I never knew there even WAS an Emerald City playset, let alone finding one in its box amongst GI Joe playsets and the famous Darkseid Destroyer. Now the DC Super Powers line of figures from Kenner was before my time, but I always hear about fond memories of it, especially this thing. I'm pretty sure that this is what satisfied eight year old kids in the days before GI Joe and all of the vehicles that you shoved soldiers in.

Nostalgia for this thing goes for the triple digits in dollars, depending on the condition of the toy itself and whether you have the box, and the condition of the box itself. And it's just sitting there like it's the day after Christmas! Well, that sums up just about everything in this store, though.

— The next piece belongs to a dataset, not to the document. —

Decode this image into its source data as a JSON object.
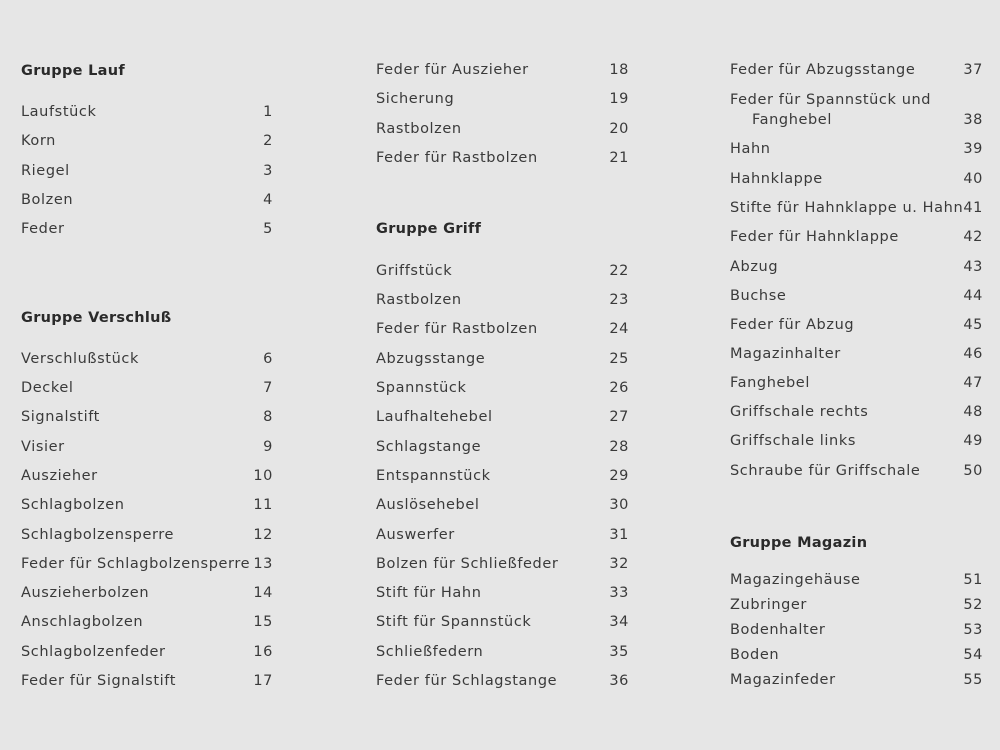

Sorry for the blurriness of this picture but I was too excited to find so many figures from the 90s from dozens of obscure toy lines still in their packages. I saw a few Robocop figures, your Marvel Legends, Starting Lineups, some good old Power Rangers, various Johnny Lightning cars, and figures from The Tick. They had El Seed! I didn't even know they made a figure of El Seed!

Yes, that's a Pee-Wee's Playhouse playset you see there, sandwiched next to unopened plush likenesses of George Liquor and Jimmy The Idiot Boy of Ren & Stimpy fame! (WRITER'S UPDATE: Jimmy himself was more prominent on another show by Spumco, The Ripping Friends, but still) Just when I find one toy that I recognized, I discovered ten more that I didn't know even existed.

Apologies for the blurriness yet again, but holy crap it's a blockade runner from the beginning of Star Wars! It compliments a strange dichotomy with other Star Wars toys, as well as play sets from Robin Hood: Prince of Thieves. Seriously, I never even heard of the Droid Factory, but apparently it goes for forty bucks. And the shelf above all of these were the truly vintage Star Wars figures.

Mork's right, I need to plan a return visit one of these days. And the best part about it is that this isn't even half of the store! These are the pictures I took when the shopkeep was distracted.

Wait, what's that Mork? You want me to buy you? But what will I do with you? What do you mean carve things into trees and vote Republican? What are you doing?!